For different TSP datasets, the size of the local area and global area, and the extent of consensus are totally different, which entails these crucial parameters to be adapted dynamically. After exploiting genetic algorithm to dynamically adjust these key parameters, significant improvement to the prediction accuracy of DEP-TSP^meta is obtained.

Experiments are conducted on eight benchmark TSP datasets coming from different fields, including transport, tourism, finance, crime, and labor market, etc. And DEP-TSP^meta is compared against three DES techniques (each technique measures the competence level of a base predictor based on a single criterion), as well as four static ensemble selection techniques. Empirical results demonstrate that DEP-TSP^meta has better predictive precision than other techniques on most of the eight datasets. These results may benefit from its designing scheme, the advantages of which are summarized as follows: (1) It dynamically provides the most qualified ensemble system for distinct test instances; (2) It devises four distinct DEP criteria to evaluate the competence of base predictors from different angles. Even if one or two criteria might lose efficacy, it can still keep its validity due to the consideration of other criteria; (3) It automatically generates more meta-knowledge to train the meta-predictor and consequently achieves significant performance gains even though the size of the training dataset is small. These characteristics yield the proposed DEP-TSP^meta technique with relatively high effectiveness and robustness.
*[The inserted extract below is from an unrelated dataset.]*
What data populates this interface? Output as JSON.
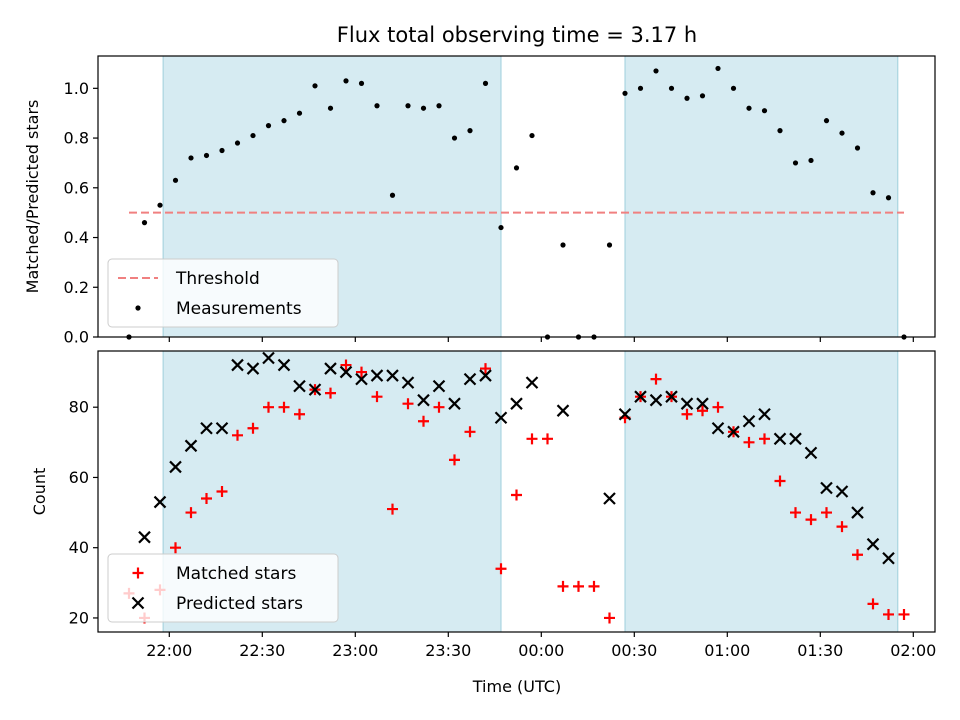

Furthermore, numerous meta-attribute vectors generated by training instances can be used to train the meta-predictor, consequently, the problem of lack of training instances for meta-predictor could be overcome.
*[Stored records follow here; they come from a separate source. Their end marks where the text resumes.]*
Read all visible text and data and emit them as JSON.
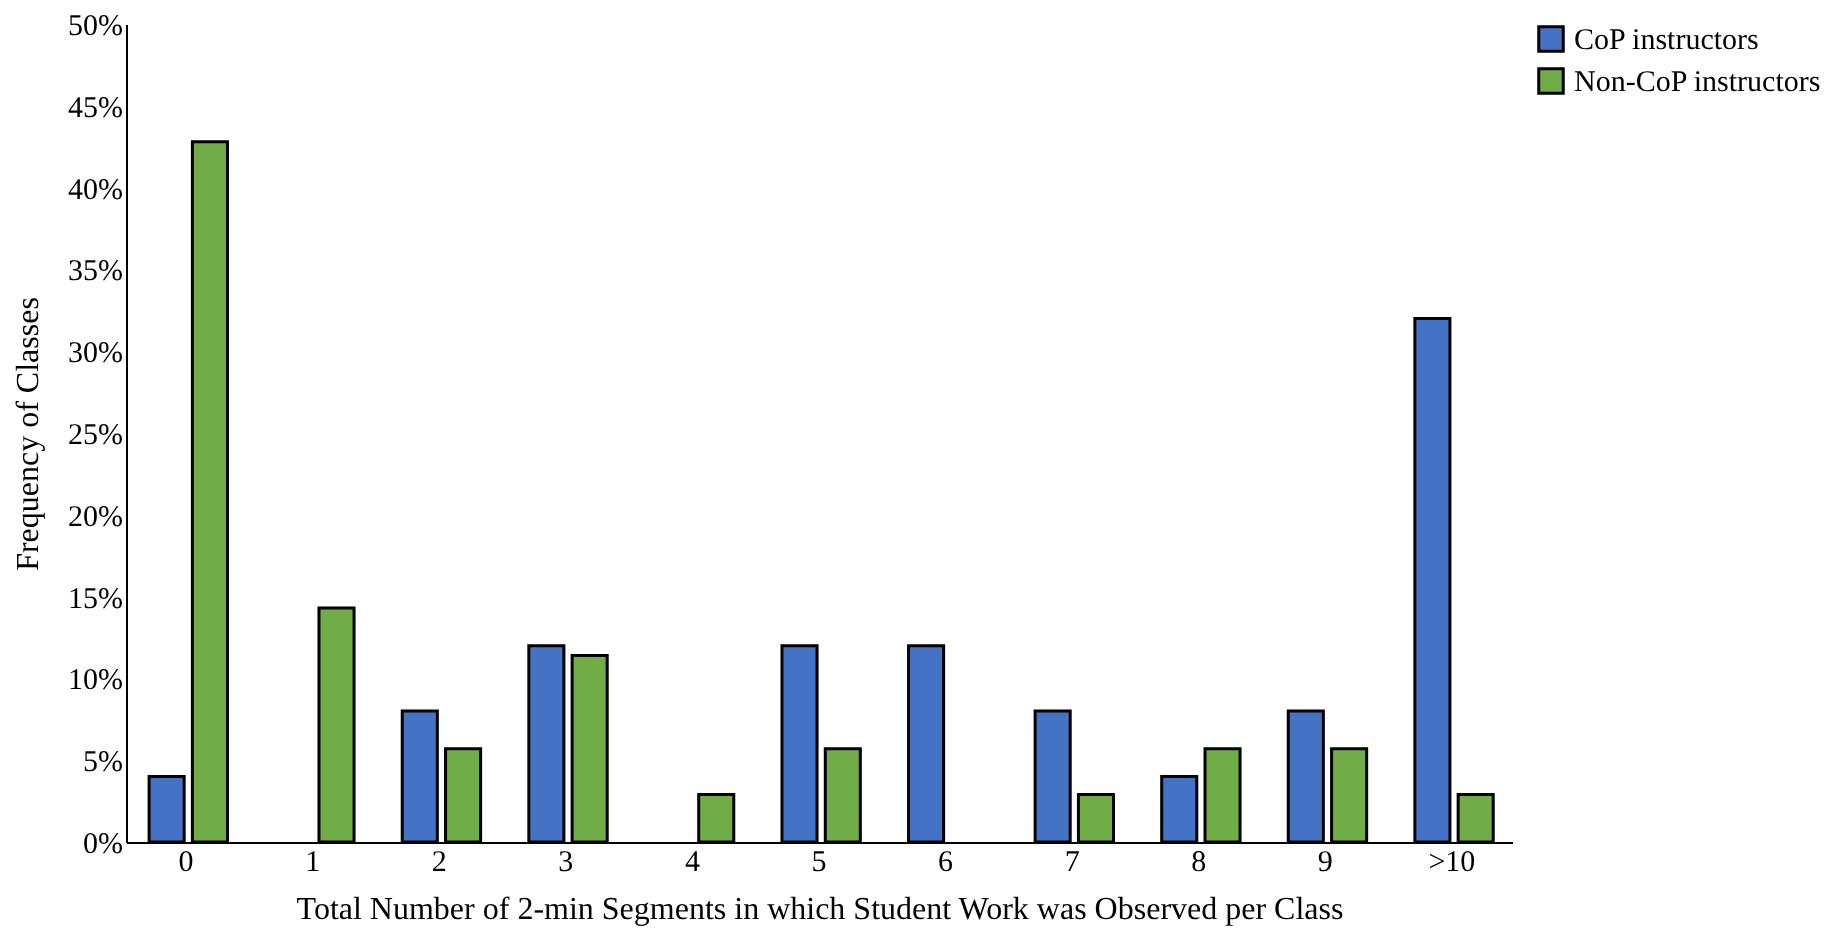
{
  "chart_data": {
    "type": "bar",
    "xlabel": "Total Number of 2-min Segments in which Student Work was Observed per Class",
    "ylabel": "Frequency of Classes",
    "categories": [
      "0",
      "1",
      "2",
      "3",
      "4",
      "5",
      "6",
      "7",
      "8",
      "9",
      ">10"
    ],
    "series": [
      {
        "name": "CoP instructors",
        "color": "#4472c4",
        "values": [
          4,
          0,
          8,
          12,
          0,
          12,
          12,
          8,
          4,
          8,
          32
        ]
      },
      {
        "name": "Non-CoP instructors",
        "color": "#70ad47",
        "values": [
          42.8,
          14.3,
          5.7,
          11.4,
          2.9,
          5.7,
          0,
          2.9,
          5.7,
          5.7,
          2.9
        ]
      }
    ],
    "ylim": [
      0,
      50
    ],
    "yticks": [
      {
        "value": 0,
        "label": "0%"
      },
      {
        "value": 5,
        "label": "5%"
      },
      {
        "value": 10,
        "label": "10%"
      },
      {
        "value": 15,
        "label": "15%"
      },
      {
        "value": 20,
        "label": "20%"
      },
      {
        "value": 25,
        "label": "25%"
      },
      {
        "value": 30,
        "label": "30%"
      },
      {
        "value": 35,
        "label": "35%"
      },
      {
        "value": 40,
        "label": "40%"
      },
      {
        "value": 45,
        "label": "45%"
      },
      {
        "value": 50,
        "label": "50%"
      }
    ],
    "grid": false,
    "legend": "right"
  }
}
Also, some limitations exist in the proposed DEP-TSP^meta algorithm. Firstly, a desirable meta-predictor, obtained by training on the strength of four distinct meta-attributes, is the key to determine whether a base predictor is capable of predicting an unseen instance well or not. However, there are more criteria than just four sets of meta-attributes, which are worth considering for training a meta-predictor. Secondly, multiple DEP criteria are embedded in the proposed DEP-TSP^meta algorithm encoded as different sets of meta-attributes. However, some DEP criteria are not suitable for every TSP problem. Different prediction problems may require distinct sets of meta-attributes and the meta-predictor training process should be optimized for each specific prediction problem. As such, in our future work, we will work on the following aspects for time series prediction: (1) designing novel criteria to evaluate the capacity of the base predictors more effectively, such as the ranking information based on the number of consecutive correct predictions made by the base predictors; (2) developing a new meta-attributes selection scheme based on optimization algorithms, and selecting adaptively an appropriate set of meta-attributes for specific prediction problems, so as to improve the performance of the meta-predictor, and consequently, the predictive accuracy of the algorithm.